In the past, I would manage big feelings like this by quickly going to my head. I would avoid overwhelm with logic and research; and dodge powerlessness by crafting campaigns to mobilize action. I honed those skills and found safety in that acumen. And I discovered personal strength in collective strength. But my body paid a price.


It seems that most humans can only run on cortisol for so long before it bites them in the butt. So I’m approaching this differently today. Yes, I have loads of questions I’ll research, and many plans at various stages of development. But first, I’m making contact with my body. Doing so is an act of radical self care that will better ensure I’m here and in good shape for the marathon.

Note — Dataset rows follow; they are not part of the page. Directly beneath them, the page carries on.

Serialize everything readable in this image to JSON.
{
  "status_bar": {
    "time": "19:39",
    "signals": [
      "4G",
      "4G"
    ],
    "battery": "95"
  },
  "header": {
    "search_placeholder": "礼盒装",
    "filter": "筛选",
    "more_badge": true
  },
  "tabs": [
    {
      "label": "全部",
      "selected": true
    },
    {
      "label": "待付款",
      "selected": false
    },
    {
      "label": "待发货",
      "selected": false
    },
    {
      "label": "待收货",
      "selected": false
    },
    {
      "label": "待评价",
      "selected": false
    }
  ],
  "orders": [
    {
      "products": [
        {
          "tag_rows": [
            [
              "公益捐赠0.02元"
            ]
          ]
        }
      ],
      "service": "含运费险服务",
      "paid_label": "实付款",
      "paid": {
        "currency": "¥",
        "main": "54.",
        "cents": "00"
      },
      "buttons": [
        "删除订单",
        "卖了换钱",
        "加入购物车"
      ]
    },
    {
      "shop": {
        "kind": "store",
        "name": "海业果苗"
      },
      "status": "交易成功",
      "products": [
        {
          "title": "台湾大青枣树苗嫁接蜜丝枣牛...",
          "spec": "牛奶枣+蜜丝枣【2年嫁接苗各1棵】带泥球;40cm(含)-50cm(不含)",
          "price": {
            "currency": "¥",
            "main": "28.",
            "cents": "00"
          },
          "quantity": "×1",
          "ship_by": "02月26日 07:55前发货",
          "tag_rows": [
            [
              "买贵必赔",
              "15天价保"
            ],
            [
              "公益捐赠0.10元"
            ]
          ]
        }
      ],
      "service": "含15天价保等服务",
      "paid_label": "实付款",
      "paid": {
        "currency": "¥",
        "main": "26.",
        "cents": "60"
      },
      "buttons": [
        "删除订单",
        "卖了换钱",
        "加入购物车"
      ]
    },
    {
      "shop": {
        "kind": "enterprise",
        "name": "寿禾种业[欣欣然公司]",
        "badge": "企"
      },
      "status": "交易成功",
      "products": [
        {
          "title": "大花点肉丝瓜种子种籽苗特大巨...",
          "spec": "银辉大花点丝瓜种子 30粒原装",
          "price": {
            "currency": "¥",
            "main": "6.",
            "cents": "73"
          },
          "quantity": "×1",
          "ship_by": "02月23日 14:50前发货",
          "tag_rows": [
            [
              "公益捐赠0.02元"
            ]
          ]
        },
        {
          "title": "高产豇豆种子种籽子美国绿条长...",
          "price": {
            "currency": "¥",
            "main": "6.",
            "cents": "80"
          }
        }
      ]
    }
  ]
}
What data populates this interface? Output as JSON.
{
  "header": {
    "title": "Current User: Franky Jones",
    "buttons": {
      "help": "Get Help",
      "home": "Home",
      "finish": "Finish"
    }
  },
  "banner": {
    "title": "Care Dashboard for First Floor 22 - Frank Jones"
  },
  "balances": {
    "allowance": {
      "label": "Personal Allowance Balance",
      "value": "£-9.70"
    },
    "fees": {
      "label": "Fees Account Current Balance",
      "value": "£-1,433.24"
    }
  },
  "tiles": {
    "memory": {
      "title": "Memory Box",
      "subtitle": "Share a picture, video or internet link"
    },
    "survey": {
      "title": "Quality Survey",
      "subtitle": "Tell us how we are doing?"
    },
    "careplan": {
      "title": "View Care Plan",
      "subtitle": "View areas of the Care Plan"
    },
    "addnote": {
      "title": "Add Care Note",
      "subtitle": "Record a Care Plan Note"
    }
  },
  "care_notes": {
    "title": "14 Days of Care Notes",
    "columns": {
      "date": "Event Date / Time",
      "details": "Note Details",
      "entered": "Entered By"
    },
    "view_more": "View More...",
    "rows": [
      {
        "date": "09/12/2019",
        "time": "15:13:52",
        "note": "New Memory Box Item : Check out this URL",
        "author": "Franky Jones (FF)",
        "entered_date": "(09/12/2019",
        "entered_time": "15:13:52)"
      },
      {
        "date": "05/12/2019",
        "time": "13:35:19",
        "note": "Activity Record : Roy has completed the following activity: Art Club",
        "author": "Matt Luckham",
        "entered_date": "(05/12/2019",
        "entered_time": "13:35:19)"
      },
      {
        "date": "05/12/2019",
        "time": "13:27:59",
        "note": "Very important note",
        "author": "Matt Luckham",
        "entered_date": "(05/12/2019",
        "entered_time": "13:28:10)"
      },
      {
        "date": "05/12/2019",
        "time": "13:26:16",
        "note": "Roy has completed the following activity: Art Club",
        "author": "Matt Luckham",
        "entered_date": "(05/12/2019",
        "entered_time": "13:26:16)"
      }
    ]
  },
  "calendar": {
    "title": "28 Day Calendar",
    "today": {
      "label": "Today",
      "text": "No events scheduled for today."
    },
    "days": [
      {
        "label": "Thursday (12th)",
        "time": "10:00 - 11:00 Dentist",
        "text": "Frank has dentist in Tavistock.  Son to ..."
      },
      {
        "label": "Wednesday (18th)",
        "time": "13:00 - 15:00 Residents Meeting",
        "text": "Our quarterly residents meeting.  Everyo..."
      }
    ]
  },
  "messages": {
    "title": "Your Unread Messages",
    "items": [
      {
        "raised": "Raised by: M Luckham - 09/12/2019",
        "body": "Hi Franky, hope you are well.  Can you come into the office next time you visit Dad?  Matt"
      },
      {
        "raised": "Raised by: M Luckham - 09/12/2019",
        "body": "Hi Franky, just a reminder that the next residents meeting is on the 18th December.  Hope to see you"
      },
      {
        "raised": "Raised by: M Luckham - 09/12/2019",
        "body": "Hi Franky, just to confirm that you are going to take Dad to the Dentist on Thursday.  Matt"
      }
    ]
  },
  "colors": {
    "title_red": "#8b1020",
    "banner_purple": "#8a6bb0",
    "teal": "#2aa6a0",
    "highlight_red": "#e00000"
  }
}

So what does this look like? First, I’m slowing down, allowing my attention to track where each emotion shows up in my body. In response to what I read, the fear sits between my shoulder blades, where I would prefer to feel solid and more shielded. The sadness is just below my clavicles, with a weight like worry or burden. There are tendrils from that to my throat, where I feel constriction. The anger sits as tension in my belly.


I don’t like any of this, but I can be with it. After all, the more contact I make with my full self here and now, the more accessible all of me will be when I need to draw on other qualities later.


It works in the other direction, too. If I’m engaged with media that seems sensational, I will notice which sensations are evoked and provoked, and then notice how those sensations are feeding my emotions. To Mom’s point - am I feeding my hope or my fear? If fear, I can make a decision to select the sources of information with greater care. This way, I stay informed, awake, and aware, yet hopefully with less emotional hijacking. Resistance and resilience can start in very personal ways like this, choosing which external channels get access to what internal parts of ourselves.


And from there, we are better equipped to craft and engage with nourishing images that fortify us. How else will we know where we want to be headed? Other worlds are both present and possible, but we have to tend them with our hope.